Ivan narrowed his cloudy eyes, taking a few puffs from his pipe. “Injuns are sly like the devil. I once saw a native lure a rabbit out of a hole by singing. Damndest thing I ever saw. I’ll tell you my issue with Fox because it’s no secret around here. I found him digging in my drawers and going through my computer files. I didn’t tell my men where I sent Ivy when I traded her off a year ago, and Fox seemed to be the only man who couldn’t rest easy with my decision. That’s when I knew.”

 

“Knew what?”

 

After a long inhale, Ivan looked Lorenzo square in the eyes. “That he was the one who turned my daughter into a whore.”

 

Lorenzo leaned forward, nostrils flaring. “He what?”

 

Ivan closed off a little and averted his eyes. “That’s why I had to send Poison Ivy away. I wasn’t about to have my own daughter become the pack whore. She deceived me, and while I can’t turn my back on her, I don’t think I can forgive her for the embarrassment she put me through.”

 

Lorenzo clenched his fists, biting back his rage.

 

“So you see, once I found out who had betrayed me, I threw him out like scraps to the dogs. He’s lucky I didn’t string him up from a tree and skin him alive.

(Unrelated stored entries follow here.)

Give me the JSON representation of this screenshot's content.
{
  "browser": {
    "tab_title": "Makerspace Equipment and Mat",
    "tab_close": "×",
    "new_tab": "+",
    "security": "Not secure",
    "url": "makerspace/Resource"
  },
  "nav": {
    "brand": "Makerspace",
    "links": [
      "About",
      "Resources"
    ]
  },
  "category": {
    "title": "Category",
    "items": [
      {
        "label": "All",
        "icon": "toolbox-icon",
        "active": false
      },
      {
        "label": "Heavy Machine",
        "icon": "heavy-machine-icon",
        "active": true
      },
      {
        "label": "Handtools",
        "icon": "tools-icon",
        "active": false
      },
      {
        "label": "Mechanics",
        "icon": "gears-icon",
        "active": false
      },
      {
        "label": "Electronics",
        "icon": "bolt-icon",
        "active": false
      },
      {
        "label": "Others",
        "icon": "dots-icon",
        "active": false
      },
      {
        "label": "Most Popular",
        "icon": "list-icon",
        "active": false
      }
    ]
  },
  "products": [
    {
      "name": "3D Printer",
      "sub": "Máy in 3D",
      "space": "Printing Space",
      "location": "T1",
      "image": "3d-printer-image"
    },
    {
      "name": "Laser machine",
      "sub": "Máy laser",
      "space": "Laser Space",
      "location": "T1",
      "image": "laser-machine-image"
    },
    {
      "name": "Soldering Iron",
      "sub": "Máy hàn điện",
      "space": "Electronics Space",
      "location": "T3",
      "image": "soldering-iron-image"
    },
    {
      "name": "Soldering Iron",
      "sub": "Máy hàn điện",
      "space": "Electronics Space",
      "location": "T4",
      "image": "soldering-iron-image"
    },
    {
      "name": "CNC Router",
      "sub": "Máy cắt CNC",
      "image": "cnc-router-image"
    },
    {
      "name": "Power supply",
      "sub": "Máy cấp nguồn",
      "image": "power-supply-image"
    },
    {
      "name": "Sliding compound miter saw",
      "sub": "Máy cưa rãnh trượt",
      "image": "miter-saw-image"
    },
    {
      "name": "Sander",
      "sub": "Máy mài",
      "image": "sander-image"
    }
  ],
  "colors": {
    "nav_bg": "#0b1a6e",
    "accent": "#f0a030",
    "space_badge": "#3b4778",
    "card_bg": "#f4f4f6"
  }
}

Doing that to my second-in-command would have stirred up the pack, and I’m sure I would have lost a few men. So instead, I kicked him out. Oh, Fox wasn’t happy about it one bit. He got real comfortable with his rank in this pack—maybe too much. I kept his damn sports car though,” Ivan said with a dark chuckle. “Now that thing I plan to skin alive. Once he gets settled, I’m going to mail him one part at a time. Maybe if he’s handy enough, he’ll figure out how to put it back together.” Ivan rocked with laughter and ended it with a snarly snort.

 

“It seems Fox has gathered up a band of rogues and formed his own pack.”

 

“Yeah, he talked my third in rank into stupidly going with him. That’s why I’m looking outside my pack for another second-in-command to replace him. No one in this pack is fit to hold that position. I’ve been around long enough to know that if you bring in too many strong men with the intention of always having a backup in case your top dogs defect, you’ll end up with a bunch of wolves fighting each other for rank. I don’t mind bringing in new blood to fill the position; there are plenty of qualified candidates in the area, and it’s about time I shook things up around here. Maybe he’ll get some of these sorry asses to look for a job.”

 

“Are you not concerned that Fox is now in our territory and hunting your daughter?”